Drilling and The Constitution

More than one expert (Eric Bolling, to name one) has watched the growing chaos in the Middle East since the fall of Egypt and postulated that if Saudi Arabia were to go the way of Egypt and Libya that we could easily be looking at $10 per gallon at the pump. It was only couple of years ago we were screaming at $4 or even $5 gas. There was a painful increase in food and heating prices in response to the increased cost of shipping and all things petroleum.

It is doubtful the country could truly survive $10 gas without devastating consequences.

The very fact that we find ourselves facing this possibility is an embarrassment. The constant war and chaos in the Middle East is not a surprise to us. It has been a staple of the evening news for decades. Yet we continue to rely on this region for the vast majority of our energy needs. This is akin to doing your grocery shopping at a burning store, always hoping that it will wait just a little longer before it collapses into smoking rubble.
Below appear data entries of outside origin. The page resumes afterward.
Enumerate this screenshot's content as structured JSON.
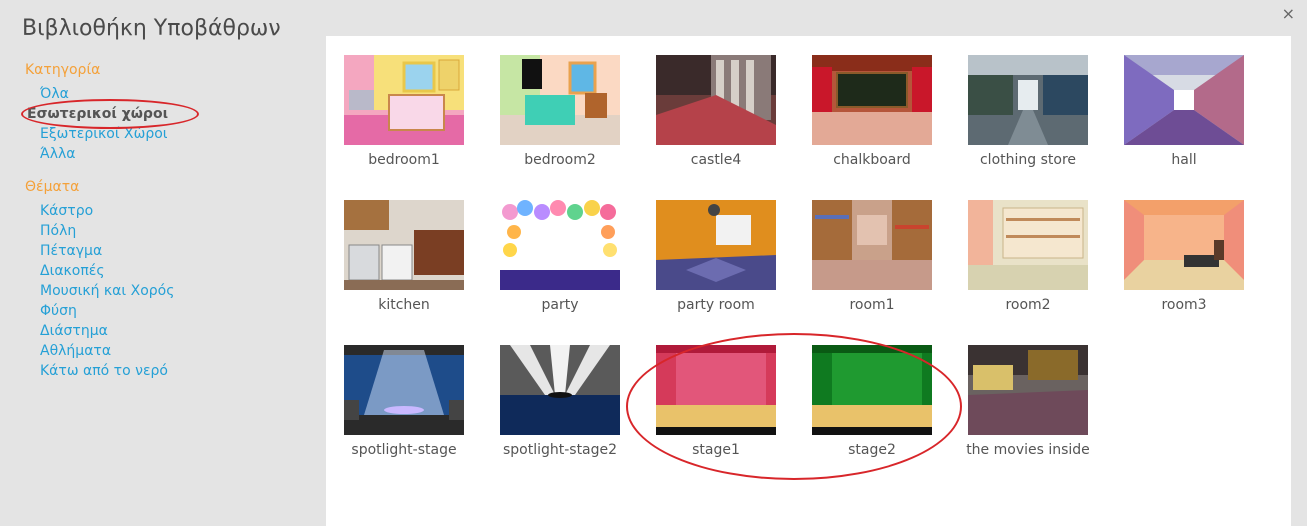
{
  "dialog": {
    "title": "Βιβλιοθήκη Υποβάθρων",
    "close_icon": "close-icon",
    "close_glyph": "×"
  },
  "sidebar": {
    "category_title": "Κατηγορία",
    "categories": [
      {
        "label": "Όλα",
        "selected": false
      },
      {
        "label": "Εσωτερικοί χώροι",
        "selected": true
      },
      {
        "label": "Εξωτερικοί Χώροι",
        "selected": false
      },
      {
        "label": "Άλλα",
        "selected": false
      }
    ],
    "themes_title": "Θέματα",
    "themes": [
      "Κάστρο",
      "Πόλη",
      "Πέταγμα",
      "Διακοπές",
      "Μουσική και Χορός",
      "Φύση",
      "Διάστημα",
      "Αθλήματα",
      "Κάτω από το νερό"
    ]
  },
  "backdrops": [
    {
      "label": "bedroom1"
    },
    {
      "label": "bedroom2"
    },
    {
      "label": "castle4"
    },
    {
      "label": "chalkboard"
    },
    {
      "label": "clothing store"
    },
    {
      "label": "hall"
    },
    {
      "label": "kitchen"
    },
    {
      "label": "party"
    },
    {
      "label": "party room"
    },
    {
      "label": "room1"
    },
    {
      "label": "room2"
    },
    {
      "label": "room3"
    },
    {
      "label": "spotlight-stage"
    },
    {
      "label": "spotlight-stage2"
    },
    {
      "label": "stage1"
    },
    {
      "label": "stage2"
    },
    {
      "label": "the movies inside"
    }
  ],
  "annotation_color": "#d8262a"
}
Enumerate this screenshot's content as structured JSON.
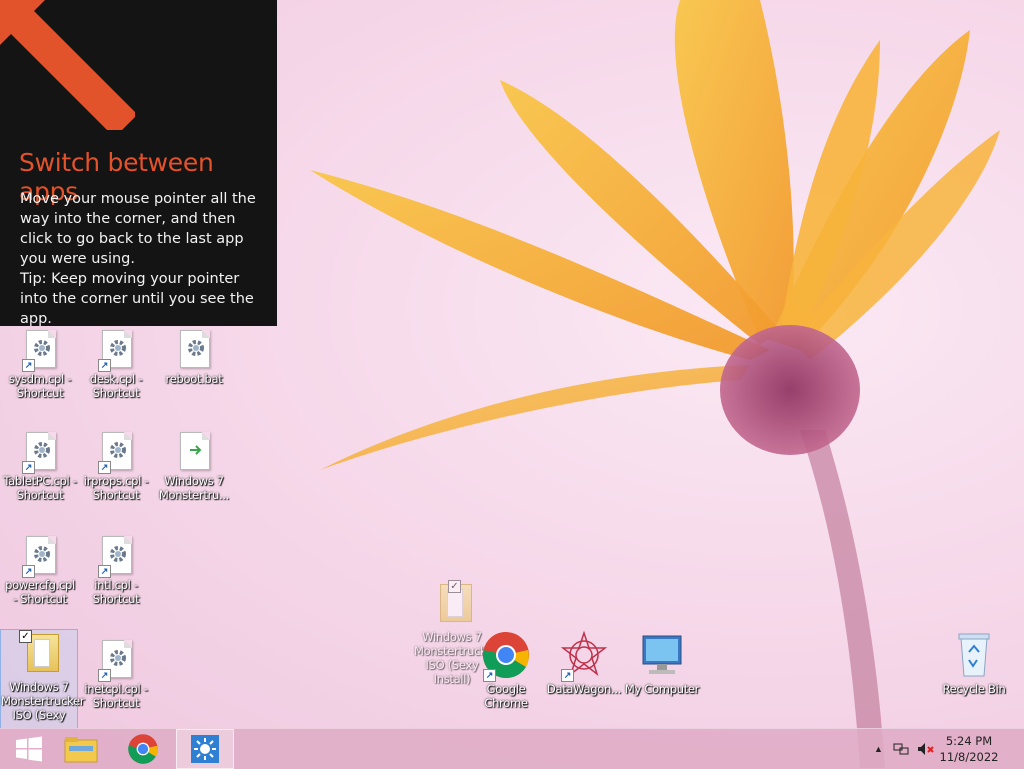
{
  "tip": {
    "title": "Switch between apps",
    "line1": "Move your mouse pointer all the way into the corner, and then click to go back to the last app you were using.",
    "line2": "Tip: Keep moving your pointer into the corner until you see the app.",
    "accent_color": "#e2522b"
  },
  "desktop_icons": {
    "sysdm": {
      "label": "sysdm.cpl - Shortcut",
      "icon": "cpl-gear-icon"
    },
    "desk": {
      "label": "desk.cpl - Shortcut",
      "icon": "cpl-gear-icon"
    },
    "reboot": {
      "label": "reboot.bat",
      "icon": "bat-gear-icon"
    },
    "tabletpc": {
      "label": "TabletPC.cpl - Shortcut",
      "icon": "cpl-gear-icon"
    },
    "irprops": {
      "label": "irprops.cpl - Shortcut",
      "icon": "cpl-gear-icon"
    },
    "win7_file": {
      "label": "Windows 7 Monstertru...",
      "icon": "file-icon"
    },
    "powercfg": {
      "label": "powercfg.cpl - Shortcut",
      "icon": "cpl-gear-icon"
    },
    "intl": {
      "label": "intl.cpl - Shortcut",
      "icon": "cpl-gear-icon"
    },
    "win7_folder_selected": {
      "label": "Windows 7 Monstertrucker ISO (Sexy",
      "icon": "folder-icon"
    },
    "inetcpl": {
      "label": "inetcpl.cpl - Shortcut",
      "icon": "cpl-gear-icon"
    },
    "win7_folder_drag": {
      "label": "Windows 7 Monstertrucker ISO (Sexy Install)",
      "icon": "folder-icon"
    },
    "chrome": {
      "label": "Google Chrome",
      "icon": "chrome-icon"
    },
    "datawagon": {
      "label": "DataWagon...",
      "icon": "datawagon-icon"
    },
    "mycomputer": {
      "label": "My Computer",
      "icon": "computer-icon"
    },
    "recyclebin": {
      "label": "Recycle Bin",
      "icon": "recycle-bin-icon"
    }
  },
  "taskbar": {
    "start": "start-icon",
    "pinned": [
      "file-explorer-icon",
      "chrome-icon",
      "active-app-icon"
    ],
    "tray": {
      "show_hidden": "▲",
      "network": "network-icon",
      "volume": "volume-muted-icon"
    },
    "time": "5:24 PM",
    "date": "11/8/2022"
  }
}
Our response to the unpredictable Middle East is to refuse to tap into our own energy resources. The Obama Administration has refused to give its blessing to offshore drilling even after a Federal judge declared that its moratorium was unconstitutional. And why is offshore drilling so important? Because our Federal government views all “onshore” drilling as a threat and fights any attempt to do so.

This morning I went back through the Constitution to make sure that I had not missed some language that supported these actions.
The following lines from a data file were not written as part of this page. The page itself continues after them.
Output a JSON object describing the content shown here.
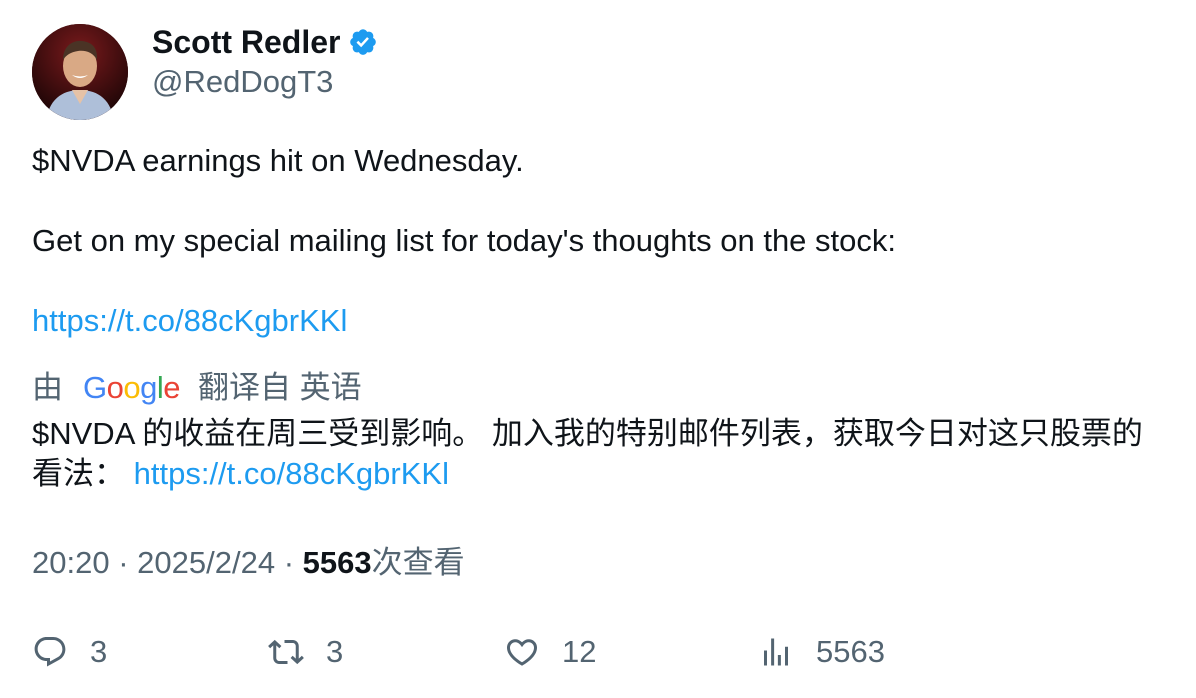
{
  "author": {
    "name": "Scott Redler",
    "handle": "@RedDogT3"
  },
  "tweet": {
    "line1": "$NVDA earnings hit on Wednesday.",
    "line2": "Get on my special mailing list for today's thoughts on the stock:",
    "link": "https://t.co/88cKgbrKKl"
  },
  "translation": {
    "prefix": "由",
    "provider_letters": [
      "G",
      "o",
      "o",
      "g",
      "l",
      "e"
    ],
    "suffix": "翻译自 英语",
    "text": "$NVDA 的收益在周三受到影响。 加入我的特别邮件列表，获取今日对这只股票的看法：",
    "link": "https://t.co/88cKgbrKKl"
  },
  "meta": {
    "time": "20:20",
    "separator": "·",
    "date": "2025/2/24",
    "views_count": "5563",
    "views_label": "次查看"
  },
  "actions": {
    "replies": "3",
    "reposts": "3",
    "likes": "12",
    "views": "5563"
  },
  "icons": [
    "verified-badge-icon",
    "reply-icon",
    "repost-icon",
    "like-icon",
    "views-icon"
  ],
  "colors": {
    "link": "#1d9bf0",
    "secondary_text": "#536471",
    "verified": "#1d9bf0"
  }
}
Article I Section 8 lists the Powers of Congress and Section 9 lists the Limits of Congress. There was no power given over State owned resources or land.

Article I Section 10 lists Powers Prohibited to States, once again, no mention of resources.

Amendments 9 and 10 make make it clear that the above absence of Powers given to Congress to limit a State's use of its own resources retains that power to the State only.

So my question is this. What is the source of the authority of the Federal Department of Energy to tell sovereign States that they can not drill, mine or otherwise use their own resources and land as they see fit? I can find none outside of simple voluntary enslavement on the part of the States.

It is the moral obligation of the Attorney General’s of each of the States to notify the DOE that their state will no longer voluntarily participate in the Federally sponsored energy crisis. The oil bearing states must begin to drill and refine any available resources in spite of Federal protests if the country is to survive the coming energy crisis.

I am currently a Oklahoma resident, so I am well aware of just how much oil and natural gas is below the grass in this blessed land. I will be writing every State Congressman and my Attorney General to give him or her my strong opinion on this matter. I humbly urge that you do the same.